Parenting: It's Personal

Listening to: Big Poppa – Biggy Smalls
Mood: Relaxed

I feel that we’ve generally landed up in a crazy time to be raising kids. The world is an extremely nutty place and helicopter parents reign supreme as a result. God forbid you give unsolicited advice to anyone, about anything remotely to do with raising kids. I’ve never been a fan of unsolicited advice. As I mentioned in my last blog, it’s a product of how I was raised.

Some of the most heated arguments I’ve ever seen have been between people who are talking about how they raise their kid(s) and how the correct way is to do something. There are lots of different styles of parenting along with the individual flavor every parent brings to the equation. People tend to either follow or go the opposite way of their parents’ child raising philosophy. And let me tell you, when people decide (consciously or not) on their philosophy, they stick to it come hell or high water. In my opinion it’s hard enough for 2 married (or committed) people to agree on how to parent a child. Throw in the parents’ advice, the in laws advice, and a random stranger at the parks advice, and it’s a recipe for trouble.

I guess as parents, we feel that because we know our child best and what we want them to turn out to be, that we know the best way to raise them. As the mother of a very head strong child, I’ve often wondered if what I was doing was the right thing. Don’t get me wrong, I’m as guilty of the next guy to swearing by my child philosophy, but on the more frustrating days, I would secretly (and as my spouse can attest – not so secretly) wonder what I was doing wrong. I’m a stay at home mom. I am doing most of the discipline leg work for my kids. As a result, I felt I knew my eldest daughter a little better than my husband and would get extremely frustrated with him when he suggested things I had already tried and deemed not useful or things that I plain knew wouldn’t work on her. It’s almost an emasculating feeling when you think others feel they can care for your child better than you.

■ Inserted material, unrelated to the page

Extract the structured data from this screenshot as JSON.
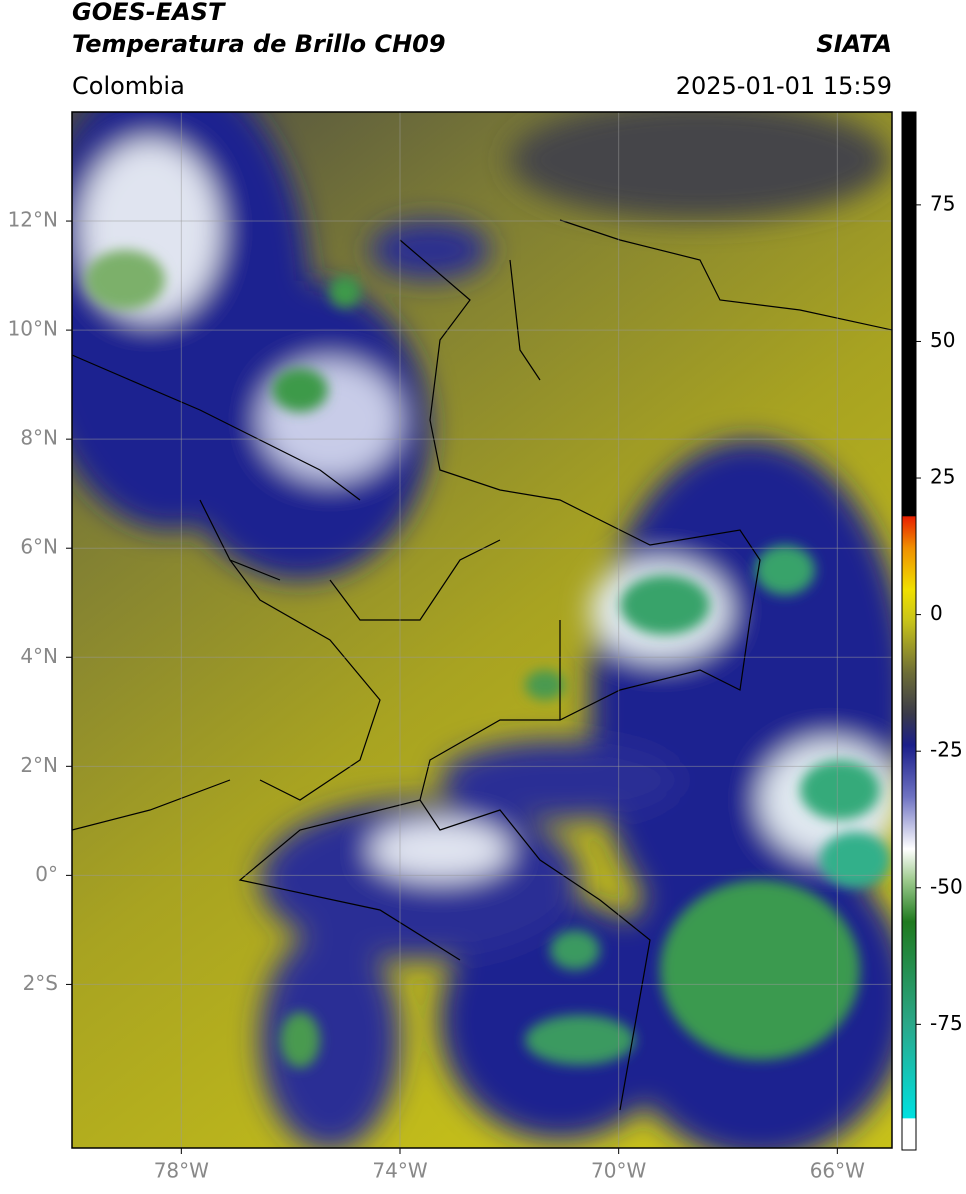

Parenting is such a demanding and difficult job. Why do we insist on not listening to others trying to be helpful? Better yet, why can we not be open to different ideas without becoming combative about our methods? So what if Suzie’s mom only uses time outs when you spank your kid? I’m sure they both have merits, why not let it be? If you know Suzie has a similar disposition as your kid, why not discuss with Suzie’s mom what works for her? Other parents should be a resource, not competition.